= Aldyn Mckean =

American singer, actor, and LGBT activist (1948–1994)

Aldyn Mckean (August 7, 1948 - February 28, 1994) was a singer, actor and advocate for gay rights and the rights of people with AIDS.

==Early life==
Aldyn Mckean was born John Baldwin McKean in Troy, Pennsylvania and raised in Lewiston, Idaho. He attended Harvard University, class 1970, where he performed with the university's Gilbert and Sullivan Players. At Harvard he joined the Students for a Democratic Society (SDS) and among other campaigns, he lobbied and obtained the elimination of the ROTC program and the establishment of the Department of African American Studies. After graduation in 1971 he served a tour of duty in Vietnam as an infiltrator of the SDS.

He moved to New York City to attend the Tisch School of the Arts at New York University graduating in 1975.

==Career==
As an actor, Mckean appeared in the film Voices From the Front, a feature-length documentary on AIDS activism in America created by the video collective Testing the Limits, and in the Broadway production The Robber Bridegroom.
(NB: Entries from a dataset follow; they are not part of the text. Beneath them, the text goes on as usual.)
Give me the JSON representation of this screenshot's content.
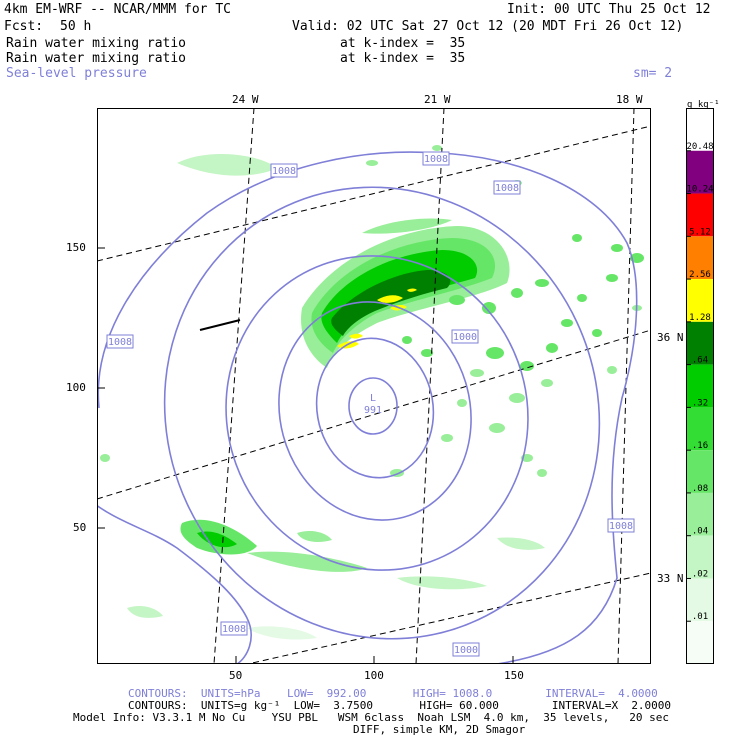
{
  "header": {
    "model": "4km EM-WRF -- NCAR/MMM for TC",
    "init": "Init: 00 UTC Thu 25 Oct 12",
    "fcst_label": "Fcst:",
    "fcst_value": "50 h",
    "valid": "Valid: 02 UTC Sat 27 Oct 12 (20 MDT Fri 26 Oct 12)",
    "fields": [
      {
        "name": "Rain water mixing ratio",
        "level": "at k-index =  35"
      },
      {
        "name": "Rain water mixing ratio",
        "level": "at k-index =  35"
      }
    ],
    "overlay_field": "Sea-level pressure",
    "smoothing": "sm= 2"
  },
  "map": {
    "top_lon_labels": [
      "24 W",
      "21 W",
      "18 W"
    ],
    "right_lat_labels": [
      "36 N",
      "33 N"
    ],
    "left_ticks": [
      "150",
      "100",
      "50"
    ],
    "bottom_ticks": [
      "50",
      "100",
      "150"
    ],
    "contour_labels": [
      "1008",
      "1008",
      "1008",
      "1008",
      "1008",
      "1008",
      "1000"
    ],
    "low_center": {
      "symbol": "L",
      "value": "991"
    },
    "colors": {
      "contour": "#7f7fd8",
      "frame": "#000000"
    }
  },
  "colorbar": {
    "unit": "g kg⁻¹",
    "levels": [
      "20.48",
      "10.24",
      "5.12",
      "2.56",
      "1.28",
      ".64",
      ".32",
      ".16",
      ".08",
      ".04",
      ".02",
      ".01"
    ],
    "colors": [
      "#ffffff",
      "#800080",
      "#ff0000",
      "#ff8000",
      "#ffff00",
      "#008000",
      "#00cc00",
      "#33dd33",
      "#66e666",
      "#99ee99",
      "#c4f5c4",
      "#e4fae4",
      "#f6fdf6"
    ]
  },
  "footer": {
    "contours_slp": "CONTOURS:  UNITS=hPa    LOW=  992.00       HIGH= 1008.0        INTERVAL=  4.0000",
    "contours_rain": "CONTOURS:  UNITS=g kg⁻¹  LOW=  3.7500       HIGH= 60.000        INTERVAL=X  2.0000",
    "model_info": "Model Info: V3.3.1 M No Cu    YSU PBL   WSM 6class  Noah LSM  4.0 km,  35 levels,   20 sec",
    "diff": "DIFF, simple KM, 2D Smagor"
  }
}
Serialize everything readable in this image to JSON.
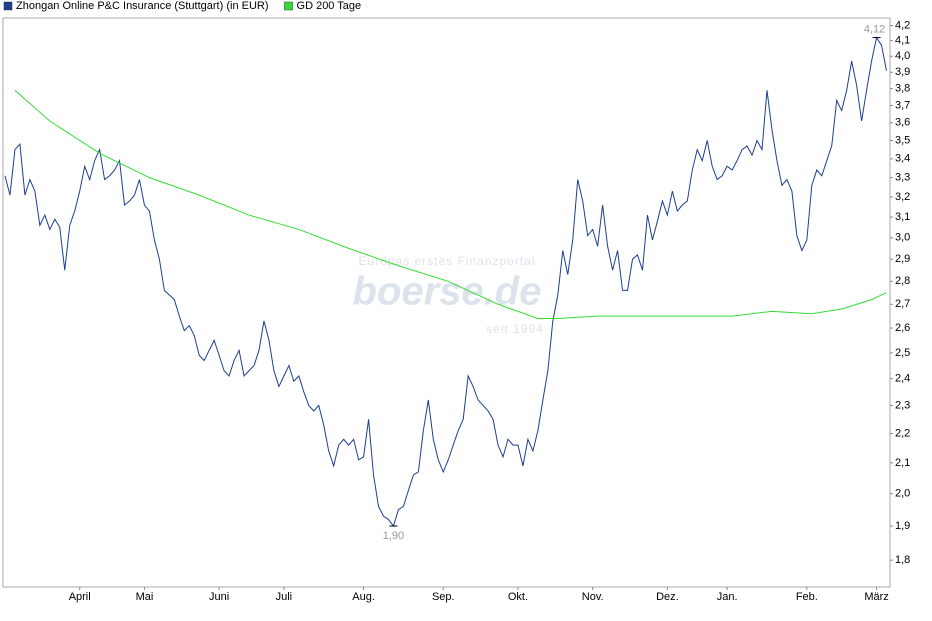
{
  "watermark": {
    "tagline": "Europas erstes Finanzportal",
    "logo": "boerse.de",
    "since": "seit 1994"
  },
  "chart_data": {
    "type": "line",
    "ylog": true,
    "grid": false,
    "legend": "top-left",
    "xlim": [
      -0.4,
      177.7
    ],
    "xticks": [
      {
        "value": 15,
        "label": "April"
      },
      {
        "value": 28,
        "label": "Mai"
      },
      {
        "value": 43,
        "label": "Juni"
      },
      {
        "value": 56,
        "label": "Juli"
      },
      {
        "value": 72,
        "label": "Aug."
      },
      {
        "value": 88,
        "label": "Sep."
      },
      {
        "value": 103,
        "label": "Okt."
      },
      {
        "value": 118,
        "label": "Nov."
      },
      {
        "value": 133,
        "label": "Dez."
      },
      {
        "value": 145,
        "label": "Jan."
      },
      {
        "value": 161,
        "label": "Feb."
      },
      {
        "value": 175,
        "label": "März"
      }
    ],
    "ylim": [
      1.725,
      4.25
    ],
    "yticks": [
      {
        "value": 1.8,
        "label": "1,8"
      },
      {
        "value": 1.9,
        "label": "1,9"
      },
      {
        "value": 2.0,
        "label": "2,0"
      },
      {
        "value": 2.1,
        "label": "2,1"
      },
      {
        "value": 2.2,
        "label": "2,2"
      },
      {
        "value": 2.3,
        "label": "2,3"
      },
      {
        "value": 2.4,
        "label": "2,4"
      },
      {
        "value": 2.5,
        "label": "2,5"
      },
      {
        "value": 2.6,
        "label": "2,6"
      },
      {
        "value": 2.7,
        "label": "2,7"
      },
      {
        "value": 2.8,
        "label": "2,8"
      },
      {
        "value": 2.9,
        "label": "2,9"
      },
      {
        "value": 3.0,
        "label": "3,0"
      },
      {
        "value": 3.1,
        "label": "3,1"
      },
      {
        "value": 3.2,
        "label": "3,2"
      },
      {
        "value": 3.3,
        "label": "3,3"
      },
      {
        "value": 3.4,
        "label": "3,4"
      },
      {
        "value": 3.5,
        "label": "3,5"
      },
      {
        "value": 3.6,
        "label": "3,6"
      },
      {
        "value": 3.7,
        "label": "3,7"
      },
      {
        "value": 3.8,
        "label": "3,8"
      },
      {
        "value": 3.9,
        "label": "3,9"
      },
      {
        "value": 4.0,
        "label": "4,0"
      },
      {
        "value": 4.1,
        "label": "4,1"
      },
      {
        "value": 4.2,
        "label": "4,2"
      }
    ],
    "series": [
      {
        "name": "Zhongan Online P&C Insurance (Stuttgart) (in EUR)",
        "color": "#1c3f8f",
        "values": [
          3.31,
          3.21,
          3.45,
          3.48,
          3.21,
          3.29,
          3.23,
          3.06,
          3.11,
          3.04,
          3.09,
          3.05,
          2.85,
          3.06,
          3.13,
          3.23,
          3.36,
          3.29,
          3.39,
          3.45,
          3.29,
          3.31,
          3.34,
          3.39,
          3.16,
          3.18,
          3.21,
          3.29,
          3.16,
          3.13,
          2.99,
          2.9,
          2.76,
          2.74,
          2.72,
          2.65,
          2.59,
          2.61,
          2.57,
          2.49,
          2.47,
          2.51,
          2.55,
          2.49,
          2.43,
          2.41,
          2.47,
          2.51,
          2.41,
          2.43,
          2.45,
          2.51,
          2.63,
          2.55,
          2.43,
          2.37,
          2.41,
          2.45,
          2.39,
          2.41,
          2.35,
          2.3,
          2.28,
          2.3,
          2.23,
          2.14,
          2.09,
          2.16,
          2.18,
          2.16,
          2.18,
          2.11,
          2.12,
          2.25,
          2.06,
          1.96,
          1.93,
          1.92,
          1.9,
          1.95,
          1.96,
          2.01,
          2.06,
          2.07,
          2.21,
          2.32,
          2.18,
          2.11,
          2.07,
          2.11,
          2.16,
          2.21,
          2.25,
          2.41,
          2.37,
          2.32,
          2.3,
          2.28,
          2.25,
          2.16,
          2.12,
          2.18,
          2.16,
          2.16,
          2.09,
          2.18,
          2.14,
          2.21,
          2.32,
          2.43,
          2.63,
          2.74,
          2.94,
          2.83,
          2.99,
          3.29,
          3.18,
          3.01,
          3.04,
          2.96,
          3.16,
          2.96,
          2.85,
          2.94,
          2.76,
          2.76,
          2.9,
          2.92,
          2.85,
          3.11,
          2.99,
          3.08,
          3.18,
          3.11,
          3.23,
          3.13,
          3.16,
          3.18,
          3.34,
          3.45,
          3.39,
          3.5,
          3.36,
          3.29,
          3.31,
          3.36,
          3.34,
          3.39,
          3.45,
          3.47,
          3.42,
          3.5,
          3.45,
          3.79,
          3.56,
          3.39,
          3.26,
          3.29,
          3.23,
          3.01,
          2.94,
          2.99,
          3.26,
          3.34,
          3.31,
          3.39,
          3.47,
          3.73,
          3.67,
          3.79,
          3.97,
          3.82,
          3.61,
          3.79,
          3.97,
          4.12,
          4.07,
          3.91
        ],
        "annotations": [
          {
            "value": 4.12,
            "label": "4,12"
          },
          {
            "value": 1.9,
            "label": "1,90"
          }
        ]
      },
      {
        "name": "GD 200 Tage",
        "color": "#33dd33",
        "x": [
          2,
          9,
          19,
          29,
          39,
          49,
          59,
          69,
          79,
          89,
          99,
          107,
          111,
          119,
          130,
          140,
          146,
          154,
          162,
          168,
          174,
          177
        ],
        "values": [
          3.79,
          3.61,
          3.43,
          3.3,
          3.21,
          3.11,
          3.04,
          2.95,
          2.87,
          2.8,
          2.7,
          2.64,
          2.64,
          2.65,
          2.65,
          2.65,
          2.65,
          2.67,
          2.66,
          2.68,
          2.72,
          2.75
        ]
      }
    ]
  }
}
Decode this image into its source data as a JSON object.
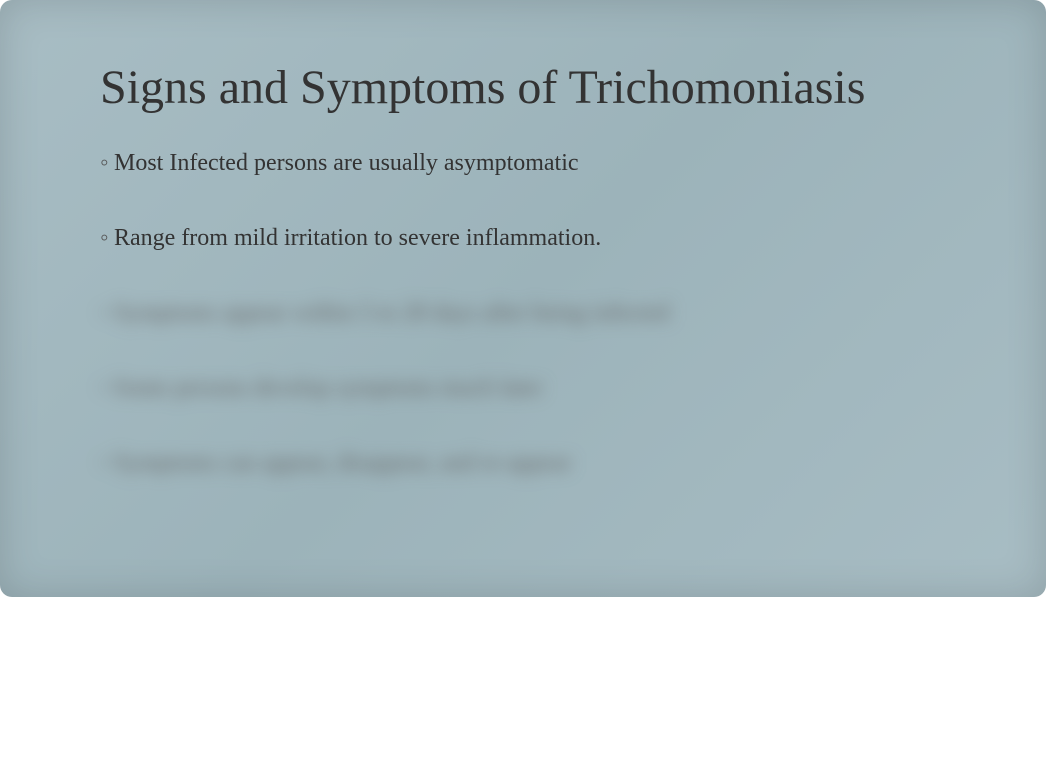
{
  "slide": {
    "title": "Signs and Symptoms of Trichomoniasis",
    "bullets": [
      {
        "text": "Most Infected persons are usually asymptomatic",
        "blurred": false
      },
      {
        "text": "Range from mild irritation to severe inflammation.",
        "blurred": false
      },
      {
        "text": "Symptoms appear within 5 to 28 days after being infected",
        "blurred": true
      },
      {
        "text": "Some persons develop symptoms much later",
        "blurred": true
      },
      {
        "text": "Symptoms can appear, disappear, and re-appear",
        "blurred": true
      }
    ],
    "styling": {
      "background_gradient": [
        "#a8bdc4",
        "#9cb3ba",
        "#a8bdc4"
      ],
      "title_color": "#333333",
      "title_fontsize": 48,
      "body_color": "#333333",
      "body_fontsize": 24,
      "blurred_color": "#666666",
      "blur_amount": 8,
      "bullet_marker": "◦",
      "slide_width": 1046,
      "slide_height": 597,
      "border_radius": 12
    }
  }
}
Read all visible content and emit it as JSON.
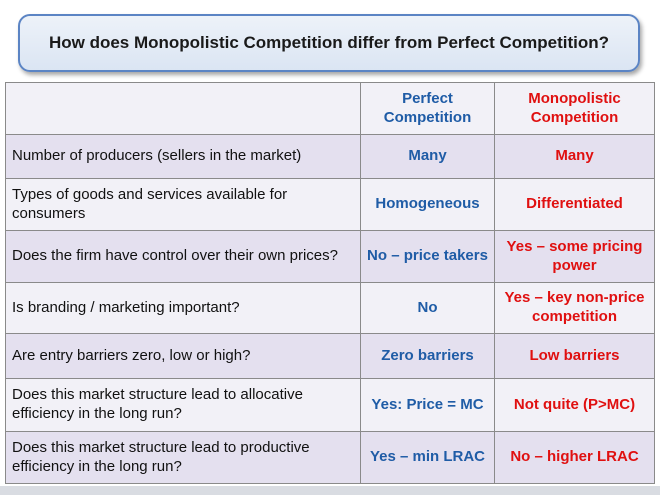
{
  "title": "How does Monopolistic Competition differ from Perfect Competition?",
  "table": {
    "headers": {
      "question": "",
      "perfect": "Perfect Competition",
      "monopolistic": "Monopolistic Competition"
    },
    "rows": [
      {
        "question": "Number of producers (sellers in the market)",
        "perfect": "Many",
        "monopolistic": "Many"
      },
      {
        "question": "Types of goods and services available for consumers",
        "perfect": "Homogeneous",
        "monopolistic": "Differentiated"
      },
      {
        "question": "Does the firm have control over their own prices?",
        "perfect": "No – price takers",
        "monopolistic": "Yes – some pricing power"
      },
      {
        "question": "Is branding / marketing important?",
        "perfect": "No",
        "monopolistic": "Yes – key non-price competition"
      },
      {
        "question": "Are entry barriers zero, low or high?",
        "perfect": "Zero barriers",
        "monopolistic": "Low barriers"
      },
      {
        "question": "Does this market structure lead to allocative efficiency in the long run?",
        "perfect": "Yes: Price = MC",
        "monopolistic": "Not quite (P>MC)"
      },
      {
        "question": "Does this market structure lead to productive efficiency in the long run?",
        "perfect": "Yes – min LRAC",
        "monopolistic": "No – higher LRAC"
      }
    ]
  },
  "colors": {
    "perfect": "#1f5ca6",
    "monopolistic": "#e01010",
    "title_border": "#5b84c4"
  }
}
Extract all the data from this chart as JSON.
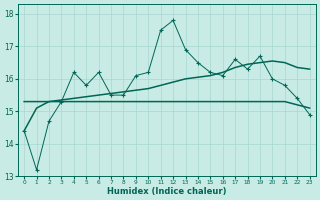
{
  "xlabel": "Humidex (Indice chaleur)",
  "bg_color": "#c8ebe6",
  "grid_color": "#a8d8d0",
  "line_color": "#006655",
  "xlim": [
    -0.5,
    23.5
  ],
  "ylim": [
    13.0,
    18.3
  ],
  "yticks": [
    13,
    14,
    15,
    16,
    17,
    18
  ],
  "xticks": [
    0,
    1,
    2,
    3,
    4,
    5,
    6,
    7,
    8,
    9,
    10,
    11,
    12,
    13,
    14,
    15,
    16,
    17,
    18,
    19,
    20,
    21,
    22,
    23
  ],
  "x": [
    0,
    1,
    2,
    3,
    4,
    5,
    6,
    7,
    8,
    9,
    10,
    11,
    12,
    13,
    14,
    15,
    16,
    17,
    18,
    19,
    20,
    21,
    22,
    23
  ],
  "y_spiky": [
    14.4,
    13.2,
    14.7,
    15.3,
    16.2,
    15.8,
    16.2,
    15.5,
    15.5,
    16.1,
    16.2,
    17.5,
    17.8,
    16.9,
    16.5,
    16.2,
    16.1,
    16.6,
    16.3,
    16.7,
    16.0,
    15.8,
    15.4,
    14.9
  ],
  "y_flat": [
    15.3,
    15.3,
    15.3,
    15.3,
    15.3,
    15.3,
    15.3,
    15.3,
    15.3,
    15.3,
    15.3,
    15.3,
    15.3,
    15.3,
    15.3,
    15.3,
    15.3,
    15.3,
    15.3,
    15.3,
    15.3,
    15.3,
    15.2,
    15.1
  ],
  "y_rising": [
    14.4,
    15.1,
    15.3,
    15.35,
    15.4,
    15.45,
    15.5,
    15.55,
    15.6,
    15.65,
    15.7,
    15.8,
    15.9,
    16.0,
    16.05,
    16.1,
    16.2,
    16.35,
    16.45,
    16.5,
    16.55,
    16.5,
    16.35,
    16.3
  ]
}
He also appeared on television and radio programs like ABC's Nightline, CNN, and National Public Radio.

==Activism==
McKean was a founding member of ACT UP in 1987. McKean was a frequent spokesman, representing the organization at international AIDS conferences (San Francisco in 1990, Florence in 1991, and Berlin in 1993) and on national television. He lobbied for: having clinical studies on long-term AIDS survivors, increasing availability of AIDS drugs, including people of color in AIDS drug trials, full participation of people with HIV and AIDS in international AIDS conferences.

In 1992, McKean was hired by the Gay Men's Health Crisis (GMHC) to work as the administrative coordinator for United for AIDS Action. After he was fired by GMHC, McKean went to work with the National Gay and Lesbian Task Force, Third Wave International, and other organizations devoted to economic and social justice and civil rights issues.

==Death==
He died on February 28, 1994, at his home in Manhattan. The cause was AIDS-related complications, said Denny Lee, a spokesman for the AIDS protest group Act Up.

On March 4, 1994, a funeral procession across 14th Street to Union Square Park took place to honor Aldyn Mckean. They brought a sign reading: "A Great Hero In The Fight To End AIDS / Honor His Life -- Take Action"

==Legacy==
Aldyn McKean papers (1974–1994) are hosted at the New York Public Library, Archives & Manuscripts.